Monday, February 6, 2012

Universal Recommendation

Eight years ago, Zen Center unveiled a new chant book. As I understand it, this was the culmination of a process that had gone on for many years to find consensus translations for all the chants that we regularly use. I heard that it was a long and difficult process, and having been at meetings where there have been protracted and sometimes contentious discussions about minor changes in form, I can only imagine how this must have been.
For those of us using the books regularly, there were three notable changes: the list of women ancestors had been bulked up (if you follow the link it will automatically download the pdf from the chant book), which was universally approved, although I did hear a female practitioner mourning the loss from the list of Ambapali; and there were different translations of the Fukanzazengi and the Song of the Jewel Mirror Samadhi (ditto). The latter had even undergone a name change, having previously been the Song of the Precious Mirror Samadhi. Among my peers, there were mixed feeling about these changes: the 'new' versions turned out to be older versions which had fallen out of favour, and were now re-asserting their place in the canon; so while the more senior people were happy to have them back, I agreed with others who said that the current versions might be more accurate translations of the originals, but the discarded ones had more poetry and were easier to chant. With the Jewel Mirror Samadhi, I found I could overcome my resistance, and take the consensus version on board, albeit with a bit of regret at some of the language lost. The Fukanzazengi was a different matter though; it may be because I had managed to learn the previous version, which was the longest thing I had memorised at that stage. But there were also a number of infelicitous phrases in the consensus version that made me wince . Here is one example:
Suppose you are confident in your understanding and rich in enlightenment, gaining the wisdom that knows at a glance, attaining the Way and clarifying the mind, arousing an aspiration to reach for the heavens. You are playing in the entranceway, but you still are short of the vital path of emancipation.

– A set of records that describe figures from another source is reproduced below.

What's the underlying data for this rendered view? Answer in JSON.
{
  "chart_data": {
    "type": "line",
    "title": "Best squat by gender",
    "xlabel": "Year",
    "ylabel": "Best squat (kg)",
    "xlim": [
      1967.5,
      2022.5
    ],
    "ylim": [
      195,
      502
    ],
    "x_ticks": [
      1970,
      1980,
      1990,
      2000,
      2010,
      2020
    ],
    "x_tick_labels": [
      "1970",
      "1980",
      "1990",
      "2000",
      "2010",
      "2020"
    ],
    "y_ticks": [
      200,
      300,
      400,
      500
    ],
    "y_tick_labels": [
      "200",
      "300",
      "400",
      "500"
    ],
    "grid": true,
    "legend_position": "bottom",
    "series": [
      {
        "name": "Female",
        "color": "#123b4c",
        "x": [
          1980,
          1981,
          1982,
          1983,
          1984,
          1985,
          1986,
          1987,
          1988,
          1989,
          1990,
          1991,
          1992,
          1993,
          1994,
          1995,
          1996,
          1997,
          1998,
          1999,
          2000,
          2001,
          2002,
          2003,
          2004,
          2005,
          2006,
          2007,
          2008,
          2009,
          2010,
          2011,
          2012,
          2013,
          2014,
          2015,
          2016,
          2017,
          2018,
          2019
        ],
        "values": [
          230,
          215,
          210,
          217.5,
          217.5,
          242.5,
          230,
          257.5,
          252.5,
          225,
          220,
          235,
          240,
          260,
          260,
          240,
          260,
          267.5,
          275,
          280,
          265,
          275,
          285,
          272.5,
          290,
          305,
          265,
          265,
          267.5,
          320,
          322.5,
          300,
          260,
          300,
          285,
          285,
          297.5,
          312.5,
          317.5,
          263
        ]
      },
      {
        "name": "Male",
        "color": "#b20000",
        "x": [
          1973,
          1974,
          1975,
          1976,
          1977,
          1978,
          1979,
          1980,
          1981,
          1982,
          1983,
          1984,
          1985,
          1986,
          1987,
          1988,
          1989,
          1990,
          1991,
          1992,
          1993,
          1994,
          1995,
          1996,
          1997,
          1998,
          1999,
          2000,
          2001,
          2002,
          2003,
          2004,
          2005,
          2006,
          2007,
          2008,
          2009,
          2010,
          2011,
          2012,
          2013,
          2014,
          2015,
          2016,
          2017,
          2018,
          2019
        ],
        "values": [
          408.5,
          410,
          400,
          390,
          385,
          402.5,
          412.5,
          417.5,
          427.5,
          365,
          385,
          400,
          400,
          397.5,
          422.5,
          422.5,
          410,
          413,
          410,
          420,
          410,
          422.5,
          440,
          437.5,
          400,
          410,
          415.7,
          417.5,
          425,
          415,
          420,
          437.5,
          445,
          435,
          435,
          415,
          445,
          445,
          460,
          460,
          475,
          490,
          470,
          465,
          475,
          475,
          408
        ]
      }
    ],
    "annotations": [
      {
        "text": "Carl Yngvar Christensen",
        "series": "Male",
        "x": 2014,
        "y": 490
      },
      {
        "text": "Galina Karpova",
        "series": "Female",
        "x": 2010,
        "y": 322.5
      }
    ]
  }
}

Suppose one gains pride of understanding and inflates one's own enlightenment, glimpsing the wisdom that runs through all things, attaining the Way and clarifying the Mind, raising an aspiration to escalade the very sky. One is making the initial, partial excursions about the frontiers but is still somewhat deficient in the vital Way of total emancipation.
The imagery is rich in both renditions, but if you don't find much difference in reading them, try chanting them out loud. The first selection, taken from here, is the one I remain more attached to. However, since we are chanting the consensus version for noon service this practice period, perhaps I will finally reconcile myself to the reality of this particular situation.